Sunday, August 17, 2008

Single Minute Exchange of Applications (SMEA) - The Cure for Server Hoarding

I recently had an interesting conversation with an IT executive that has built a self-service datacenter capability based upon virtualization. He described for me a system whereby business units can request “virtual server hosts” with a pre-set system environment (i.e. Linux and Java), and within an hour or two they receive an email notification informing them of the availability of the “virtual machines.” The goal of this system, as it was explained to me, is to “cure server hoarding” by the business units.

The theory is that if the business units are confident that they can get new capacity “on-demand,” then they will not request more systems than they really need. And since they are billed based upon the actual amount of capacity deployed, they have incentive to “give back” any systems that are not necessary to meet production demands. I asked how it was working:

IT Exec – Great. We have over 1500 virtual machines actively deployed in production in support of business unit demand.

Billy – Wow! That's terrific. What do the statistics look like for server returns?

IT Exec – What do you mean?

Billy – I mean how many systems have the business units returned to the pool of available systems because their demand was transitory?

IT Exec – No one has ever given back a single machine ever. They have the economic incentive to do so, but so far not one machine has ever been given back to the pool.

And therein lies the problem. The reason no one gives systems back is because the setup costs associated with getting them productive are simply too high. Even in this case, when the setup of the operating environment is accomplished within an hour or two of the request, the process of “fiddling around with the system” to get the application installed, configured, and stable is so expensive that no one ever gives a productive system back when demand falls. This situation leads to tons of waste in the form of over deployed capital and over consumption of resources such as power.
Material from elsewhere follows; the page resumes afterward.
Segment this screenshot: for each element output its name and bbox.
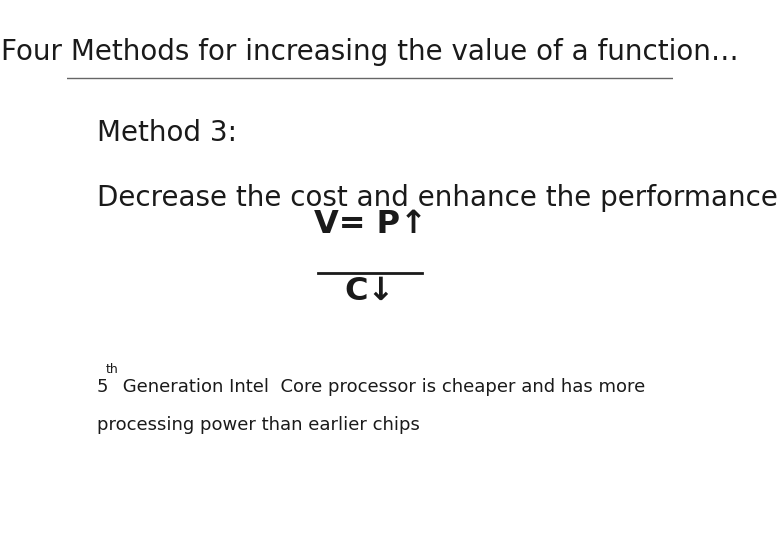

I am reminded of the early days of the lean production revolution in the world of manufacturing.

In the late eighties, Toyota was whipping Detroit's fanny because they had implemented a system that the folks in Detroit did not think was possible. The folks at Toyota got much higher utilization out of their capital investment with much lower levels of waste and work in process because they had implemented a system that assured the expensive production equipment was always engaged in producing parts and vehicles that closely reflected true demand. A big part of this system was a capability known as the Single Minute Exchange of Dies, or the SMED system, which was pioneered by Toyota and evangelized by the legendary manufacturing engineer, Shigeo Shingo.

With SMED, expensive body stamping machines (or any machine for that matter) are kept productively engaged building the exact parts that are required to meet true demand by reducing the setup time for a “changeover” to less than 10 minutes. This is accomplished primarily by precisely defining the interface between the machine and the stamping dies such that the dies can be prepared for production “off-line.” While a machine is productively engaged building Part A, the dies for Part B are setup for production in a manner that does not require interfacing with the production machine. When it is time for a changeover from Part A to Part B, the machine stops, the Part A dies are quickly released and pulled from the machine, and the Part B dies are quickly engaged using a highly standardized interface. No fiddling around to get it right. The machine starts up again in less than 10 minutes and down the line roll the perfect output for Part B.
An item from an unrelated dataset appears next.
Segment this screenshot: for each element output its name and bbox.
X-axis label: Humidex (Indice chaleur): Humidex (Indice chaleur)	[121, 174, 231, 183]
Contrast this approach with the standard approach in Detroit in the late eighties. The economy of scale theory in Detroit was to set up the line for long runs of a single part type and build inventory because changing over the line was filled with setup costs. Fiddling around with the dies to get the parts to come off according to specification might take a day or even a week. So instead of building for true demand, Detroit over-deployed resources, both capital equipment and work in process, in an attempt to compensate for poor setup engineering. We all know how this story ends. The Toyota system is still the envy of the manufacturing world.

Now is the time for the technology world to take a lesson from Toyota. Virtualization will provide the standard interface for production, but it is almost worthless without “setup” technology that enables the applications to be defined independent from the production machine. The resources of the datacenter should reflect “true demand” for production output instead of idling away – suffering from a miserable case of server hoarding because setup is so expensive and error prone. The time has come for SMEA – Single Minute Exchange of Applications.

At rPath, we are working towards SMEA every day. We have high hopes that the complementary trends of virtualization and cloud computing will highlight the possibility for an entirely new, and more efficient, approach for consumption of server production capacity. An approach where applications are readied for production without consuming machine cycles “fiddling around” to get the application stable. An approach where expensive machines running application A are given back for production of application B when true demand indicates that B needs the resources instead of A. The Department of Energy and CERN are already on board with this approach, but it will be curious to observe who in the technology world emerges as “Toyota” and how long it takes the status quo of “Detroit” to wake up and smell the coffee.